I would like to call the streaming mode from a Java process.
Please help. :)
Thanks! -John
I found the logic in the batch mode that reports doc-topic: void Unigram_Model_Training_Builder::create_output()
Basically doc topic assignments are computed from word-topic assignments using a score ratio of the total count of each topic in topic-word divided by total number of words: topicCount / totalNumWordsInDoc
The logic responsible for returning results in the stream mode is void Unigram_Model_Streamer::write(void* token)

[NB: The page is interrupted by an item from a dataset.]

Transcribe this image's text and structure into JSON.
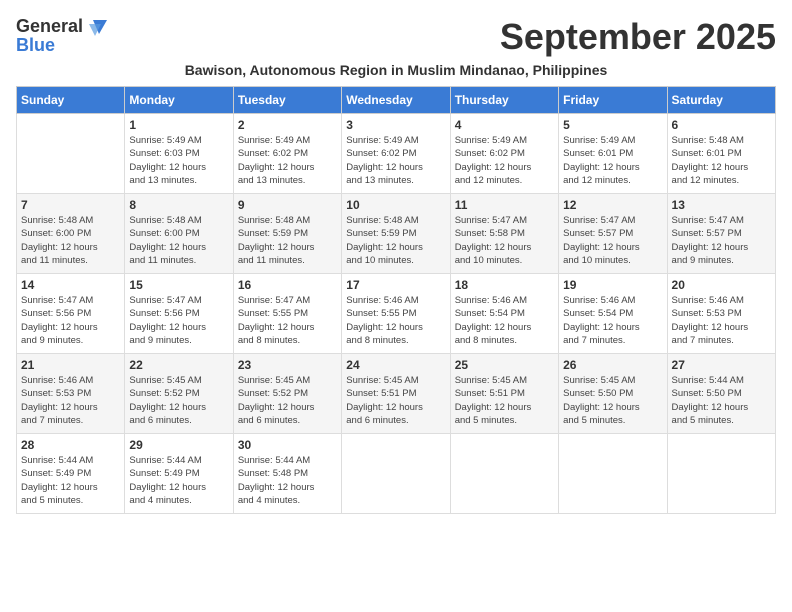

I added the logic from create_output() to the streamer::write() method and now it returns [doc-topic,score] [doc-topic,score] ... || (word,topic) (word,topic) ...
e.g. www.sauritchsurfboards.com/ recreation/sports/aquatic_sports www.sauritchsurfboards.com/ recreation/sports/aquatic_sports [3,0.0555556] [9,0.0555556] [12,0.0555556] [40,0.0555556] [78,0.0555556] [33,0.0555556] [58,0.0277778] [60,0.0277778] [65,0.0277778] [67,0.0277778] || (watch,7) (past,49) (months,73) (noticed,58) (guy,30) (surf,72) (magazine,44) (published,78) (finally,23) (run,9) (copyright,40) (surfboards,65) (rights,92) (reserved,42) (june,87) (launches,3) (improved,27) (site,29) (order,40) (custom,12) (surfboards,3) (online,69) (improvements,9) (top,57) (selling,60) (models,33) (middot,99) (rocket,78) (fish,16) (middot,35) (speed,97) (egg,26) (middot,12) (classic,67) (middot,10) (squash,33)
Does anyone see an erro in this logic?
If anyone is interested, I can post the code.